It’s been a disastrous summer for city politics in the U.S., but across the world in Hong Kong, civil unrest and mass distrust of current leadership has similarly reached a boiling point. In February, an extradition bill was introduced in Hong Kong’s legislature that would allow the local government to send people accused of crimes to mainland China for trial, a move that could potentially expose suspects to criminal justice systems with pretty troubling human rights records. Millions marched in protest in the months that followed, and on Friday, artist Ai Weiwei told the BBC that he’d deployed a team of researchers to Hong Kong to record these events as they unfold, in the hopes of compiling a series of interviews or a documentary.
“We are really on the front line; we are fighting for human rights, for freedom of speech, and we are fighting for all the values we care about [alongside] those people who also care about those same values,” Weiwei said. The extradition bill has thus far been suspended but not killed outright, and the demonstrations are ballooning as Chinese citizens call for broader reforms.
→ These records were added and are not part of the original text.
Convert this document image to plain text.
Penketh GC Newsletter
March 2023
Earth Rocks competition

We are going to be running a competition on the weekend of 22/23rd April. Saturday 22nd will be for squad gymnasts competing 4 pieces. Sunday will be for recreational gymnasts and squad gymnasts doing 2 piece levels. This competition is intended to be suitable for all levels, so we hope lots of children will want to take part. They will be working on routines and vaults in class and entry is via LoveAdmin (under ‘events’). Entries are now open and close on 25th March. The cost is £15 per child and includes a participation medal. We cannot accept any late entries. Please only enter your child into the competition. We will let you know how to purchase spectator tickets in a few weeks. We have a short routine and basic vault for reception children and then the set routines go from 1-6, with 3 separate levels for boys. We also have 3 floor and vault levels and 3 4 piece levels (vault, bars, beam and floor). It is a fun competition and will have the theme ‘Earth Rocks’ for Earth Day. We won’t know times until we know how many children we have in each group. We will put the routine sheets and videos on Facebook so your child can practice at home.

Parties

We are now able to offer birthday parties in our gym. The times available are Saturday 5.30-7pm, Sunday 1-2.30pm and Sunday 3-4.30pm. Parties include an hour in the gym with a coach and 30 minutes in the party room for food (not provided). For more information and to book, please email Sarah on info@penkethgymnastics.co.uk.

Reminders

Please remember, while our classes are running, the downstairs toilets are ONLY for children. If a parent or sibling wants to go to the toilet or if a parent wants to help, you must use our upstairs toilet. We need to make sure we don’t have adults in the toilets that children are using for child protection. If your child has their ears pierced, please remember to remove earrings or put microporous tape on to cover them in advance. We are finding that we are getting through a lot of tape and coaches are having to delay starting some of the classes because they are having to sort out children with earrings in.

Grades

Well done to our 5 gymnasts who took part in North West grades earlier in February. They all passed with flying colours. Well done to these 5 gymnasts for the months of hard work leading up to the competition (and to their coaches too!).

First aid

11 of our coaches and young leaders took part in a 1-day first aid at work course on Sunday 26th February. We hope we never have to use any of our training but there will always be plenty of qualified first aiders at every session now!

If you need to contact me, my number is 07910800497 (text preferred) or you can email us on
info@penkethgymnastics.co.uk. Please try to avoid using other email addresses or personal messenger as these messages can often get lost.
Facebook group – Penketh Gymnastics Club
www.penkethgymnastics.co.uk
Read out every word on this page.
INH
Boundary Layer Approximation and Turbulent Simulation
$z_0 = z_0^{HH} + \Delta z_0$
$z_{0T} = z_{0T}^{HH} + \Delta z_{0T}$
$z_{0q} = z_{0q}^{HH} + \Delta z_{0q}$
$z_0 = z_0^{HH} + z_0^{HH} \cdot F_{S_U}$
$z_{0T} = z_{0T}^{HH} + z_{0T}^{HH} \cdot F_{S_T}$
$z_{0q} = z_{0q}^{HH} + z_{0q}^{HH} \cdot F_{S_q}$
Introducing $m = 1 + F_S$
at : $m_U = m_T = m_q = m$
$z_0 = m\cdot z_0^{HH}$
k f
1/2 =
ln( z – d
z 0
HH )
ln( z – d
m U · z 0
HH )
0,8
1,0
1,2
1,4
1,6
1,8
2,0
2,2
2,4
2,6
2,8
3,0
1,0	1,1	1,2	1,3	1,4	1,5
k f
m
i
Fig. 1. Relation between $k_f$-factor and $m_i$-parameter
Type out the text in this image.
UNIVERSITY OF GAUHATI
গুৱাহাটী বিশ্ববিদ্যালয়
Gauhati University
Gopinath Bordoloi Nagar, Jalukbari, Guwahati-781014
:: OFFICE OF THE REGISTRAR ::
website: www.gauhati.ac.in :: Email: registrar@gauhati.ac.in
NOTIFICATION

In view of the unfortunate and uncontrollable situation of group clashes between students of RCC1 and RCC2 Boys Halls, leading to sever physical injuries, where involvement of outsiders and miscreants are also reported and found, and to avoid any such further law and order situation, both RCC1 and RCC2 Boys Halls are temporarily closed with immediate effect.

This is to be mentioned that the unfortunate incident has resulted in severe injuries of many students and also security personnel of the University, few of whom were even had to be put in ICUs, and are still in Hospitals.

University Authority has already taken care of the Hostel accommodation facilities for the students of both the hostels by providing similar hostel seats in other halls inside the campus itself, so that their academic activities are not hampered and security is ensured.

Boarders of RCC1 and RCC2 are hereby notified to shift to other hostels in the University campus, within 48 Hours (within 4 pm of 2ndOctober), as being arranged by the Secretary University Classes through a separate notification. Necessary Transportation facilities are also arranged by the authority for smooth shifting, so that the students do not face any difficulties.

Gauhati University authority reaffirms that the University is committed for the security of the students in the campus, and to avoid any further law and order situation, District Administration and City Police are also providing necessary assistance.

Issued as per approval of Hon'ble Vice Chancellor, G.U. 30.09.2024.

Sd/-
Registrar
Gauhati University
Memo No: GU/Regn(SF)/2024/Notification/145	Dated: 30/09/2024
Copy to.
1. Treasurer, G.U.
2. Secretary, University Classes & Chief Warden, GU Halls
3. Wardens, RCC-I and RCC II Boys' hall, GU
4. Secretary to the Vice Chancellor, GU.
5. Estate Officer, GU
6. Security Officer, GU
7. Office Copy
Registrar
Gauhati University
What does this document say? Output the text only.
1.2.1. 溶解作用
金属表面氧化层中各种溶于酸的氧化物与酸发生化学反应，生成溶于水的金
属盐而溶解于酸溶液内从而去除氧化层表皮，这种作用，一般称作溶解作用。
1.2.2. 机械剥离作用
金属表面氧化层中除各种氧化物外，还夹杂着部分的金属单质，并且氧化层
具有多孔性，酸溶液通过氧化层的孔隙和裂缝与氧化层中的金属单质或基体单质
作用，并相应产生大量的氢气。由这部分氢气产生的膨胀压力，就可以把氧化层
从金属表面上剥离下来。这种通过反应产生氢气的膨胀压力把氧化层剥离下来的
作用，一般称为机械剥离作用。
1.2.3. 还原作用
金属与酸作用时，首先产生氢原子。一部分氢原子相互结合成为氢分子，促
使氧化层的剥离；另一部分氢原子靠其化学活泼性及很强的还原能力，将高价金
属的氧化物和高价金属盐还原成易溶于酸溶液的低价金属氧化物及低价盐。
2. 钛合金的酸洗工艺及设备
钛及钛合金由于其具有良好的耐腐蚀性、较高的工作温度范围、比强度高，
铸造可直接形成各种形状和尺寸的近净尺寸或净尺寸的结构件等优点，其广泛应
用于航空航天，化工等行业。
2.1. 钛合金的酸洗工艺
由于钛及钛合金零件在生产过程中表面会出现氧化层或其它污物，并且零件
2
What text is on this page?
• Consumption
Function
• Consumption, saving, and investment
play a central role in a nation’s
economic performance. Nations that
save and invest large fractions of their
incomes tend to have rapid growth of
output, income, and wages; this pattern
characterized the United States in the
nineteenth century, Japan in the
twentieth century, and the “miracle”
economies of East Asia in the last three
Weiwei has long been heralded as one of China’s best-known dissident figures, and has frequently pushed back against the country’s often violent suppression of protesters. Pro-democracy activists in Hong Kong, which is a former colony of the British Empire, have been appealing to the U.K. for intervention, but Weiwei believes that these efforts won’t work. “I think Britain has been laughed about by the Chinese government,” he continued. “I don’t think Britain is going to take any responsibility. As someone fighting for human rights, I have no trust for Britain at all.”
Whether or not Weiwei eventually elects to turn the footage gathered by his researchers into a documentary or work of adversarial art, the attention he’s bringing to the conflict between the Chinese government and its citizens is invaluable.